What happened brought to mind an oft quoted remark by Karl Marx: History repeats itself, the first time as tragedy, the second as farce. And farce - "a ludicrous situation or action" - certainly seems to apply to Erwin and some of the former icons of the labour movement.

It applied to the once reviled Moses Mayekiso, an early general secretary of the National Union of Metalworkers of SA (Numsa) who was a guest of honour at his union's congress in October.

Sixteen days later, the newly elected Numsa executive deemed him to be a "sellout" and ordered that his name be obliterated from the union.

The executive was told that Mayekiso would "go to hell" for the "sin" of having resigned from the ANC and for having attended the "national convention" in Johannesburg that led to the launch of the Congress of the People (Cope).

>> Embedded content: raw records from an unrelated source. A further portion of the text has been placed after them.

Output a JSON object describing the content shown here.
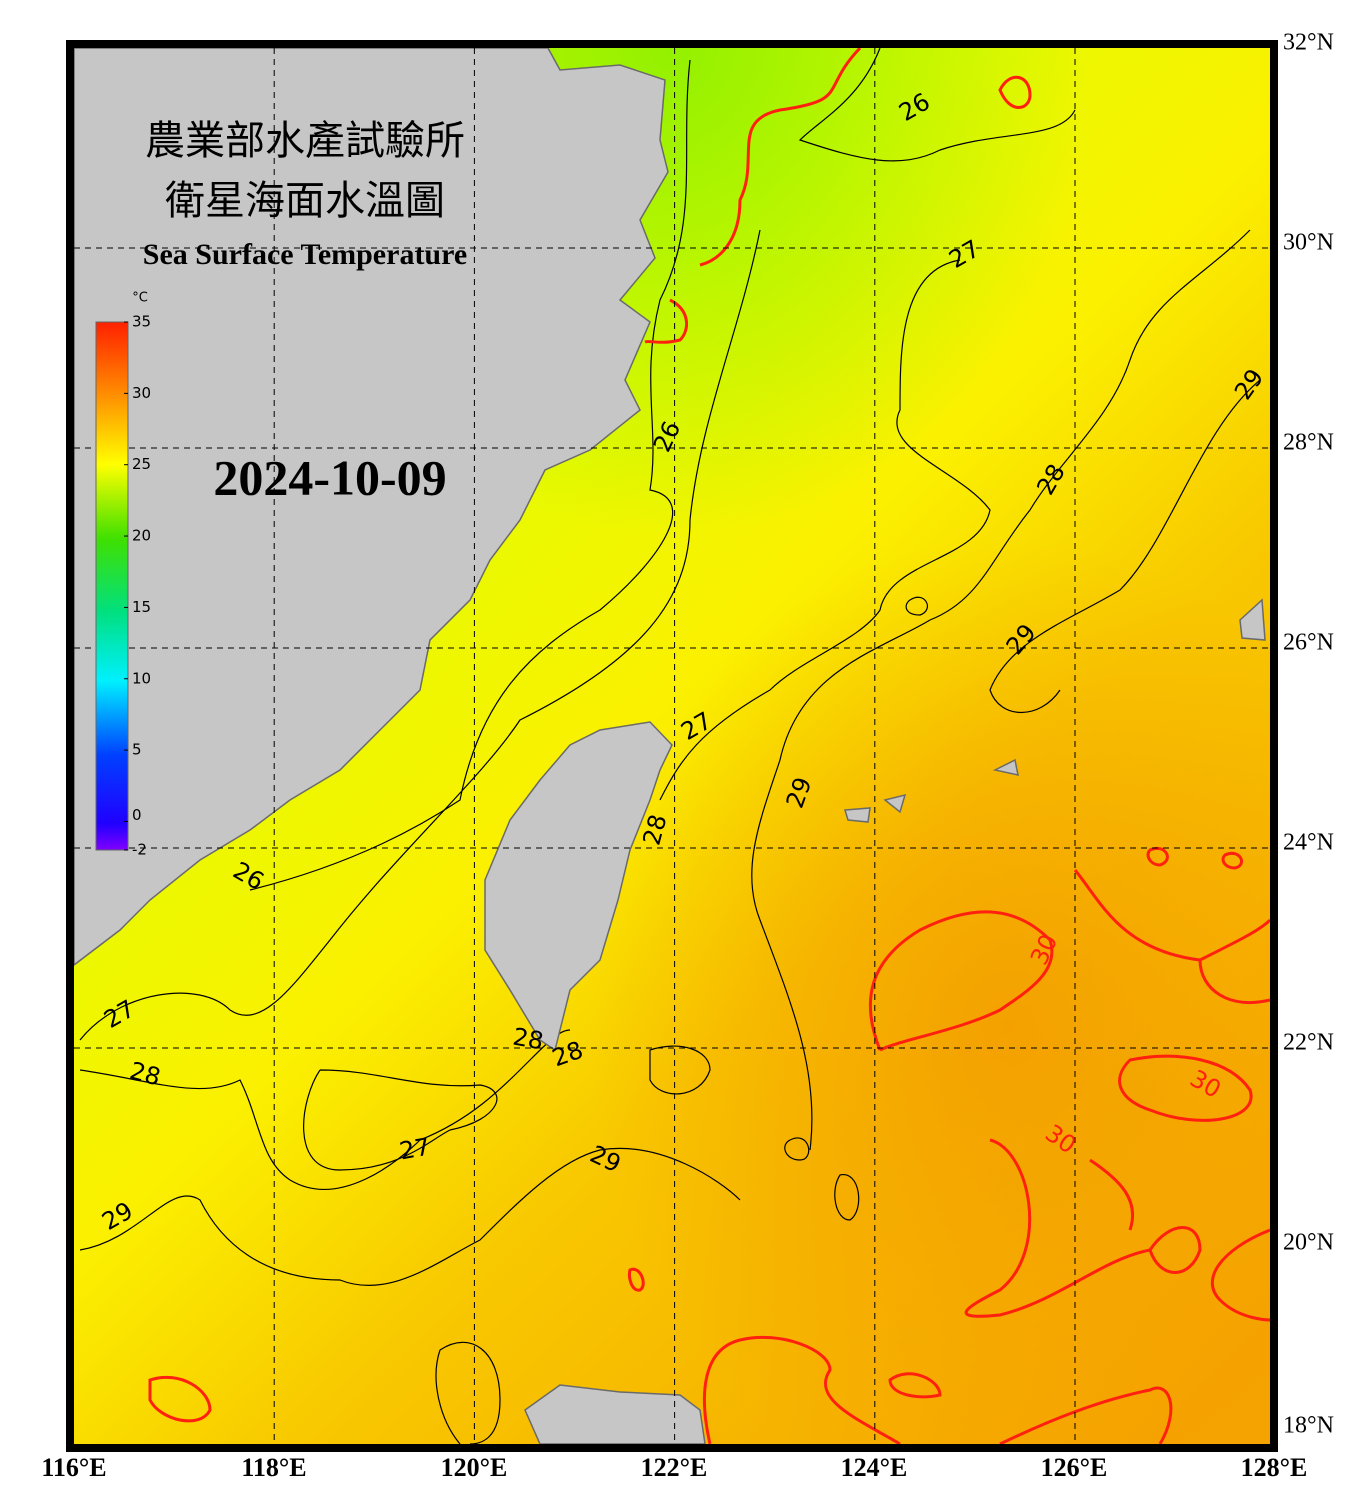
{
  "title_lines": [
    "農業部水產試驗所",
    "衛星海面水溫圖"
  ],
  "subtitle": "Sea Surface Temperature",
  "date": "2024-10-09",
  "colorbar": {
    "unit": "°C",
    "range": [
      -2,
      35
    ],
    "ticks": [
      35,
      30,
      25,
      20,
      15,
      10,
      5,
      0,
      -2
    ]
  },
  "lon_labels": [
    "116°E",
    "118°E",
    "120°E",
    "122°E",
    "124°E",
    "126°E",
    "128°E"
  ],
  "lat_labels": [
    "32°N",
    "30°N",
    "28°N",
    "26°N",
    "24°N",
    "22°N",
    "20°N",
    "18°N"
  ],
  "contour_labels": [
    26,
    27,
    29,
    26,
    28,
    29,
    27,
    29,
    28,
    26,
    27,
    28,
    28,
    28,
    27,
    29,
    29,
    30,
    30,
    30
  ]
}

Alec Erwin, who walked out of his ministerial post in protest at the controversial "redeployment" of former president Thabo Mbeki, brought the wrath of Cosatu down on his head by stating that, in protest against the current ANC leadership, he also planned to vote for Cope in next week's elections.

He was characterised as an opportunist by Cosatu president S'dumo Dlamini.

Speaking at the funeral of Cosatu second deputy president Violet Seboni, Dlamini claimed that Erwin "used to hate and distrust the (exiled) ANC"; that he had joined the SA Communist Party (SACP) as a supporter of Chris Hani, but switched loyalty to the winning Mbeki faction when Hani was assassinated in 1993.

Not only does this promote the politically charged rumour of a Hani/Mbeki feud, it is also factually incorrect.


A plethora of documentary evidence makes it clear that Erwin, if anything, bent over backwards to work with the exiled ANC. He only stopped being a full member of the SACP in 2007, when he stopped paying his monthly subscription.

It was Mayekiso who left the SACP after Hani's death, stating that, with Hani gone, there was no hope of the SACP being salvaged from its distorted "Stalinist" past.

Mayekiso and Erwin were recruited into the SACP in Harare in 1990 by Hani and former SACP chairman Joe Slovo.

Like Mayekiso, Erwin was one of the "workerist" trade unionists who helped to build the modern union movement. But he and other students who had turned their backs on their backgrounds and joined the anti-apartheid union struggle were denigrated as "political hoboes" throughout those early years. They were part of a trade union movement the SACP had decreed could not be "progressive".

It was only when reality finally overwhelmed the ideological nonsense of the SACP that Cosatu, with all its diverse ideological strands, was accepted.

In the absence of an alternative to the ANC and SACP, most workerists joined the ANC as a broad, anti-apartheid front. It was their right to do so, as it is now their right to choose whom they wish to support.

The International Labour Organisation and unions stress that unity in diversity is an essential principle of trade unionism.

This week's example of historical revisionism - whether out of ignorance or malice - undermines this principle.